Éloigne-toi lentement, lentement, sans larmes ; n’oublie rien ! Emporte ta santé, ta gaîté, ta coquetterie, le peu de bonté et de justice qui t’a rendu la vie moins amère ; n’oublie pas ! Va-t’en parée, va-t’en douce, et ne t’arrête pas le long de la route irrésistible, tu l’essaierais en vain, – puisqu’il faut vieillir ! Suis le chemin, et ne t’y couche que pour mourir. Et quand tu t’étendras en travers du vertigineux ruban ondulé, si tu n’as pas laissé derrière toi un à un tes cheveux en boucles, ni tes dents une à une, ni tes membres un à un usés, si la poudre éternelle n’a pas, avant ta dernière heure, sevré tes yeux de la lumière merveilleuse – si tu as, jusqu’au bout gardé dans ta main la main amie qui te guide, couche-toi en souriant, dors heureuse, dors privilégiée… »
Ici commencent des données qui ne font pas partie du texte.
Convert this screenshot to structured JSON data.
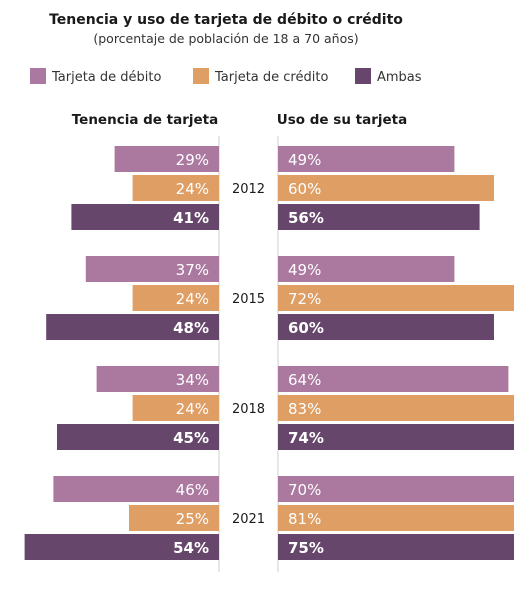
{
  "chart_data": {
    "type": "bar",
    "title": "Tenencia y uso de tarjeta de débito o crédito",
    "subtitle": "(porcentaje de población de 18 a 70 años)",
    "orientation": "horizontal-butterfly",
    "categories": [
      "2012",
      "2015",
      "2018",
      "2021"
    ],
    "panels": [
      {
        "key": "tenencia",
        "title": "Tenencia de tarjeta",
        "direction": "left",
        "xlim": [
          0,
          100
        ]
      },
      {
        "key": "uso",
        "title": "Uso de su tarjeta",
        "direction": "right",
        "xlim": [
          0,
          100
        ]
      }
    ],
    "series": [
      {
        "name": "Tarjeta de débito",
        "color": "#ab789f",
        "label_color": "#ffffff",
        "label_bold": false,
        "tenencia": [
          29,
          37,
          34,
          46
        ],
        "uso": [
          49,
          49,
          64,
          70
        ],
        "tenencia_labels": [
          "29%",
          "37%",
          "34%",
          "46%"
        ],
        "uso_labels": [
          "49%",
          "49%",
          "64%",
          "70%"
        ]
      },
      {
        "name": "Tarjeta de crédito",
        "color": "#de9e64",
        "label_color": "#ffffff",
        "label_bold": false,
        "tenencia": [
          24,
          24,
          24,
          25
        ],
        "uso": [
          60,
          72,
          83,
          81
        ],
        "tenencia_labels": [
          "24%",
          "24%",
          "24%",
          "25%"
        ],
        "uso_labels": [
          "60%",
          "72%",
          "83%",
          "81%"
        ]
      },
      {
        "name": "Ambas",
        "color": "#67466b",
        "label_color": "#ffffff",
        "label_bold": true,
        "tenencia": [
          41,
          48,
          45,
          54
        ],
        "uso": [
          56,
          60,
          74,
          75
        ],
        "tenencia_labels": [
          "41%",
          "48%",
          "45%",
          "54%"
        ],
        "uso_labels": [
          "56%",
          "60%",
          "74%",
          "75%"
        ]
      }
    ],
    "legend_position": "top-left",
    "grid": false
  }
}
À fréquenter le chat, on ne risque que de s’enrichir. Serait-ce par calcul que depuis un demi-siècle, je recherche sa compagnie ? Je n’eus jamais à le chercher loin : il naît sous mes pas. Chat perdu, chat de ferme traqueur et traqué, maigri d’insomnie, chat de libraire embaumé d’encre, chats des crémeries et des boucheries, bien nourris, mais transis, les plantes sur le carrelage ; chats poussifs de la petite bourgeoisie, enflés de MOI ; heureux chats despotes qui régnez sur Claude Farrère, sur Paul Morand, – et sur moi… Tous vous me rencontrez sans surprise, non sans bonheur. Qu’entre cent chats, elle témoigne, un jour, en ma faveur, cette chatte errante et affamée qui se heurtait, en criant, à la foule que dégorge, le soir, le métro d’Auteuil. Elle me démêla, me reconnut : « Enfin, toi !… Comme tu as tardé, je n’en puis plus… Où est ta maison ? Va, je te suis… » Elle me suivit, si sûre de moi que le cœur m’en battait. Ma maison lui fit peur d’abord, parce que je n’y étais pas seule. Mais elle s’habitua, et y resta quatre ans, jusqu’à sa mort accidentelle.
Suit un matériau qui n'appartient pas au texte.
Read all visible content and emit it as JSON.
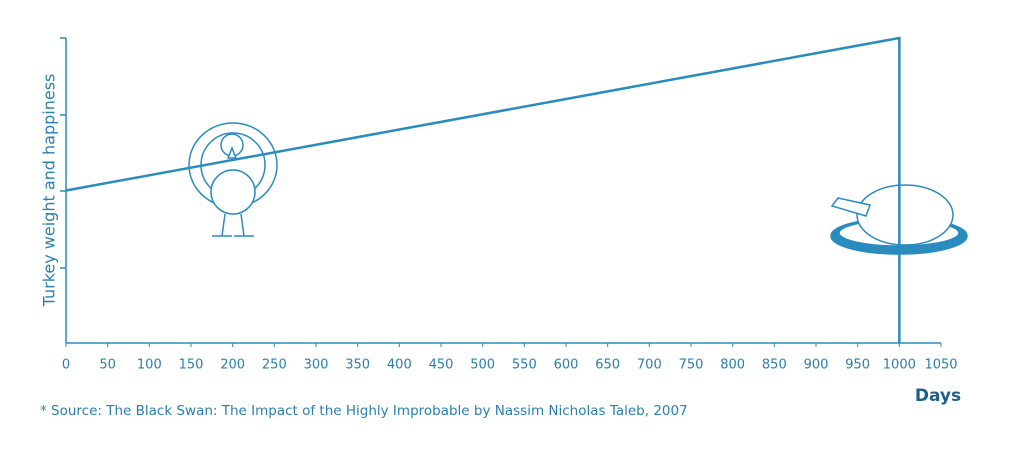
{
  "chart_data": {
    "type": "line",
    "x_label": "Days",
    "y_label": "Turkey weight and happiness",
    "source": "* Source: The Black Swan: The Impact of the Highly Improbable by Nassim Nicholas Taleb, 2007",
    "x": [
      0,
      1000,
      1000
    ],
    "series": [
      {
        "color": "#2a8bbf",
        "values": [
          2,
          4,
          0
        ]
      }
    ],
    "xlim": [
      0,
      1050
    ],
    "ylim": [
      0,
      4
    ],
    "xticks": [
      0,
      50,
      100,
      150,
      200,
      250,
      300,
      350,
      400,
      450,
      500,
      550,
      600,
      650,
      700,
      750,
      800,
      850,
      900,
      950,
      1000,
      1050
    ]
  }
}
Loin de moi de vous oublier, chiens chaleureux, meurtris de peu, pansés de rien. Comment me passerais-je de vous ? Je vous suis si nécessaire… Vous me faites sentir le prix que je vaux. Un être existe donc encore, pour qui je remplace tout ? Cela est prodigieux, réconfortant, – un peu trop facile. […].

Oui, dans ma vie, il y a eu beaucoup de chiens, – mais il y a eu le chat. À l’espèce chat, je suis redevable d’une certaine sorte, honorable, de dissimulation, d’un grand empire sur moi-même, d’une aversion caractérisée pour les sons brutaux, et du besoin de me taire longuement.